One of the most discouraging aspects of life in Turkey at the present time, is found in the fact that as men travel about in their business or professional life; come into contact in various ways with those of different views and more advanced thought than themselves; become influenced by them; and mildly enthusiastic to put the new ideas into practice; they are met on the very threshold of their homes by their uncomprehending and immovable wives, who with horror refuse to allow the souls of their families to be imperilled by tolerating any such heresies. This difficulty, instead of being cause for discouragement, constitutes a powerful challenge to the heart of Christianity, to help such an awakening man, and to find the dormant soul of this woman. No opposition can long stand before the appeal of the Gospel, when tactfully, lovingly, prayerfully brought to bear upon such souls.

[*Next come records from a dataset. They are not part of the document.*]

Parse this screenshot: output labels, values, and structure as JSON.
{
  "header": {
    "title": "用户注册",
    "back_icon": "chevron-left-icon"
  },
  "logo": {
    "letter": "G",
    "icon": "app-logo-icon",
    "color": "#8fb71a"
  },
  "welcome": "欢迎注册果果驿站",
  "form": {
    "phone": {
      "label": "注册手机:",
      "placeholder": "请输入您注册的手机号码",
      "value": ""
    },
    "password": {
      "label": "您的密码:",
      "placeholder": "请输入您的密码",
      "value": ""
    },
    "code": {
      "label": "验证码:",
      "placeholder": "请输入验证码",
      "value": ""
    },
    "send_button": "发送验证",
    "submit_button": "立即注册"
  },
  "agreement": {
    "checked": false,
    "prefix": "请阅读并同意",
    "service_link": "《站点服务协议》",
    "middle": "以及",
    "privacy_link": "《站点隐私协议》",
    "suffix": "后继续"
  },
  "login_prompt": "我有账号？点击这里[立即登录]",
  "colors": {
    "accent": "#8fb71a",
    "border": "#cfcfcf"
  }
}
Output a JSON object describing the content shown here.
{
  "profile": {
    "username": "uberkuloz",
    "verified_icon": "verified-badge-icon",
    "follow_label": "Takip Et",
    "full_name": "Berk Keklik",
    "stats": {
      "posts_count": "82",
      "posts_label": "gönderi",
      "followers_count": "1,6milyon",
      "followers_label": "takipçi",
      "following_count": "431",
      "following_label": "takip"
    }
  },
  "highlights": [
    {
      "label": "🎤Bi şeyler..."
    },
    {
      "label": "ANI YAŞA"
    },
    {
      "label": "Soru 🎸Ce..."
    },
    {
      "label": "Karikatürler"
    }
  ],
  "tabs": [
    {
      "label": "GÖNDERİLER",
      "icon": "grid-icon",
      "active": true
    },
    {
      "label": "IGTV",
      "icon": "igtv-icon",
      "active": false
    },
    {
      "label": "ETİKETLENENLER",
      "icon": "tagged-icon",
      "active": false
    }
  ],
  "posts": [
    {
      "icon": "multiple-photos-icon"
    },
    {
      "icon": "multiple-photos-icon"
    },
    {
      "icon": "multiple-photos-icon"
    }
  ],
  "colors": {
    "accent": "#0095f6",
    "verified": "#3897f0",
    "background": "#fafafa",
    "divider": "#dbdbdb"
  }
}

Fatima Khanum ("my Sovereign Fatima"), a Bible woman, seventy years old, finds the joy of the Lord to be still her strength, as she goes from house to house, telling in her musical Turkish tongue the story of God's love for every man, and urges all to receive it. Very closely they get together on a wintry day, as visitor and visited gather about the brazier of coals, and talk over the wonderful words of life. May God greatly multiply the number of such faithful witnesses for Him, throughout the Turkish Empire!

"Evet, Effendim!" ("yes, my lord!") frequently says a missionary friend who, having learned the Turkish as her missionary language when a young teacher, still cherishes her love for it, and sometimes uses it to her best-beloved. Shall we not say, Yes, Lord! to Him who died on Calvary for all, and who is "not willing that any should perish," and with Him seek those "other sheep," and bring them to the fold of the Good Shepherd? There can be no failure here, although the church of Christ has but slowly and late come to the realization that the Mohammedan world too, with its millions of women and children, must be His. Hath not God said: "Look unto Me, and be ye saved, all the ends of the earth: for I am God, and there is none else.... Unto Me every knee shall bow"?